This issue of Epilepsia contains a landmark paper addressing a topic central to our discipline: “What is epilepsy?” Dr. Fisher et al. from the International League Against Epilepsy (ILAE) Task Force on the Practical Clinical Definition of Epilepsy provide a consensus-driven answer by building on the 2005 conceptual definition. The 2005 document defined epilepsy as an enduring predisposition to generate epileptic seizures and by the neurobiologic, cognitive, psychological, and social consequences of this condition. Although the 2005 document indicated that the definition of epilepsy requires the occurrence of at least one epileptic seizure, it did not provide guidance on how enduring predisposition should be defined, particularly for people presenting with a single unprovoked seizure, in situations where many of us recognized that “this person has epilepsy.” This uncertainty generated considerable debate and criticism within the epilepsy community. The article by Fisher et al. published in this issue takes the conceptual definition into an operational dimension and provides clinical criteria that physicians can apply in everyday practice. The article includes other new concepts, such as the recognition of reflex seizures as a type of epilepsy despite the absence of unprovoked seizures, and the notion that a diagnosis of epilepsy is not for life, that the disease can be considered “resolved.”
The publication of an operational definition of epilepsy is a milestone for the epilepsy community as it represents a new direction in the creation of such a consensus document. This document in fact will carry the designation of “League position” using a new process. This means that the definition is endorsed by our organization, its membership, and the international epilepsy community.
The ILAE received feedback some years ago that the process of adapting new organizational systems and definitions was not transparent, and consequently not readily accepted by the community. It was clear that we needed a more inclusive approach. Dr. Solomon Moshé appointed a special Task Force, chaired by Dr. Ed Bertram, which was charged with making recommendations on how the League should review and approve documents produced by our Commissions and Task Forces.
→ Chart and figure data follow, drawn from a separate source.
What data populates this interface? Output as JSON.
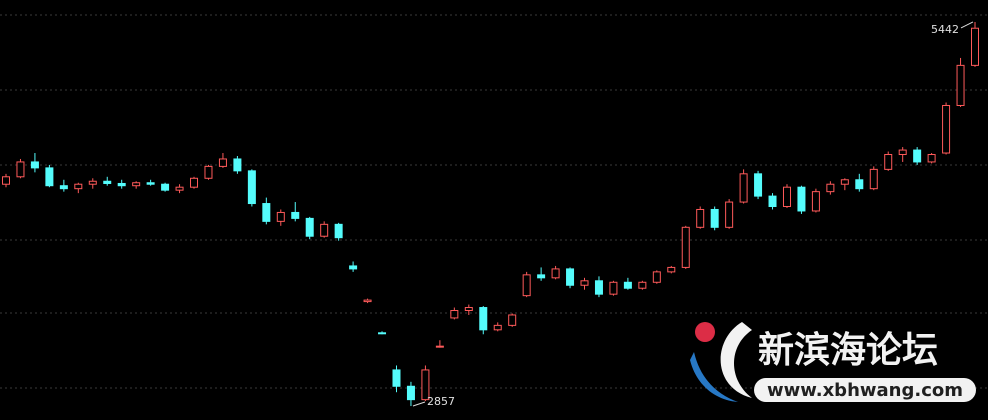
{
  "chart_data": {
    "type": "candlestick",
    "up_color": "#ff5a5a",
    "down_color": "#54fcfc",
    "ylim": [
      2763,
      5590
    ],
    "open": [
      4350,
      4400,
      4500,
      4460,
      4340,
      4320,
      4350,
      4370,
      4355,
      4340,
      4360,
      4350,
      4310,
      4330,
      4390,
      4470,
      4520,
      4440,
      4220,
      4100,
      4160,
      4120,
      4000,
      4080,
      3800,
      3560,
      3350,
      3100,
      2990,
      2900,
      3260,
      3450,
      3500,
      3520,
      3370,
      3400,
      3600,
      3740,
      3720,
      3780,
      3670,
      3700,
      3610,
      3690,
      3650,
      3690,
      3760,
      3790,
      4060,
      4180,
      4060,
      4230,
      4420,
      4270,
      4200,
      4330,
      4170,
      4300,
      4350,
      4380,
      4320,
      4450,
      4550,
      4580,
      4500,
      4560,
      4880,
      5150
    ],
    "high": [
      4420,
      4520,
      4560,
      4480,
      4380,
      4360,
      4390,
      4400,
      4380,
      4370,
      4380,
      4360,
      4350,
      4400,
      4480,
      4560,
      4540,
      4450,
      4260,
      4180,
      4230,
      4130,
      4100,
      4090,
      3830,
      3580,
      3360,
      3130,
      3020,
      3130,
      3300,
      3520,
      3540,
      3530,
      3420,
      3480,
      3760,
      3790,
      3800,
      3790,
      3720,
      3730,
      3700,
      3720,
      3700,
      3770,
      3800,
      4070,
      4200,
      4200,
      4250,
      4450,
      4440,
      4290,
      4350,
      4340,
      4320,
      4370,
      4390,
      4420,
      4470,
      4570,
      4600,
      4600,
      4560,
      4900,
      5200,
      5442
    ],
    "low": [
      4330,
      4390,
      4430,
      4330,
      4300,
      4290,
      4320,
      4340,
      4320,
      4320,
      4340,
      4300,
      4290,
      4320,
      4380,
      4460,
      4420,
      4200,
      4080,
      4070,
      4100,
      3980,
      3990,
      3970,
      3760,
      3550,
      3340,
      2950,
      2857,
      2890,
      3250,
      3440,
      3470,
      3340,
      3360,
      3390,
      3590,
      3700,
      3710,
      3650,
      3640,
      3590,
      3600,
      3640,
      3640,
      3680,
      3750,
      3780,
      4050,
      4040,
      4050,
      4220,
      4250,
      4180,
      4190,
      4150,
      4160,
      4280,
      4310,
      4300,
      4310,
      4440,
      4500,
      4480,
      4490,
      4550,
      4870,
      5140
    ],
    "close": [
      4400,
      4500,
      4460,
      4340,
      4320,
      4350,
      4370,
      4355,
      4340,
      4360,
      4350,
      4310,
      4330,
      4390,
      4470,
      4520,
      4440,
      4220,
      4100,
      4160,
      4120,
      4000,
      4080,
      3990,
      3780,
      3570,
      3345,
      2990,
      2900,
      3100,
      3260,
      3500,
      3520,
      3370,
      3400,
      3470,
      3740,
      3720,
      3780,
      3670,
      3700,
      3610,
      3690,
      3650,
      3690,
      3760,
      3790,
      4060,
      4180,
      4060,
      4230,
      4420,
      4270,
      4200,
      4330,
      4170,
      4300,
      4350,
      4380,
      4320,
      4450,
      4550,
      4580,
      4500,
      4550,
      4880,
      5150,
      5400
    ]
  },
  "watermark": {
    "title": "新滨海论坛",
    "url": "www.xbhwang.com"
  }
}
The recommendations finalized with constructive advice from Past ILAE Presidents and approved by the Executive Committee in 2013, have come to define two different categories of ILAE publications. The first are documents such as topic papers and reports from consensus meetings, which are acknowledged as coming from the League but which do not necessarily represent ILAE policy. The second are more official documents that are intended to represent the position of the League in matters such as the organization of the epilepsies and definitions for the international epilepsy community. For the first category it is considered sufficient to have approval of the ILAE Executive Committee for concept (not necessarily for content) and acceptance through Epilepsia's peer-review process. For the second category, more official documents, there is agreement that there should be greater transparency and that the documents should be available for public comment for our community worldwide. Specifically, following preliminary approval for concept and content by the ILAE Executive Committee, proposed position papers need to be submitted to Epilepsia for peer review and simultaneously made openly accessible online for a period of 2 months, with public comments being actively solicited from the international epilepsy community. This approach also provides an opportunity to identify potential cultural and language issues of which the authors of the draft may be unaware. Once all the comments are received, they are reviewed by an ad hoc expert panel composed of some of the original authors and new members who are charged with addressing and incorporating the public comments.
Although the process looked good in concept, it was unclear if it would work in practice, and the Practical Clinical Definition document was the first test. So, when the paper underwent this new process, many of us could not disguise our anxiety. The response to the call for public comments was extremely gratifying. More than 300 public comments were received with a truly international distribution from all ILAE regions, and the quality of the comments in terms of insight and perspectives exceeded our most generous expectations. It was a true community involvement.
The final step, and perhaps the most difficult, was the incorporation of the comments from both the public and blinded peer-review into the document that is now before you. As you can imagine, some of the comments conflicted with others. All of us recognize the work that it takes to bring a relatively small group of academicians to an agreement. Summarizing comments from >300 experts and deciding how to bring them into the original paper was a herculean effort. Dr. Fisher showed extraordinary leadership in coordinating the production of the original document and in bringing consensus to the final definition paper. Prolonged discussions and difficult decisions and compromises were made, taking into consideration the suggestions and criticism from the community. To help you understand the issues that his task force faced, Dr. Fisher has written a companion article outlining the process of how he reached consensus.
I want to thank Dr. Bertram and all the members of his Task Force1 for finalizing the approval process for the League's documents. I congratulate Dr. Fisher and his team for their relentless work over the last 2 years in creating our new practical clinical definition of epilepsy. Even more, I would like to thank all of you in our international community for contributing to the final version. We have something that was developed by our entire community, and I feel very proud of that.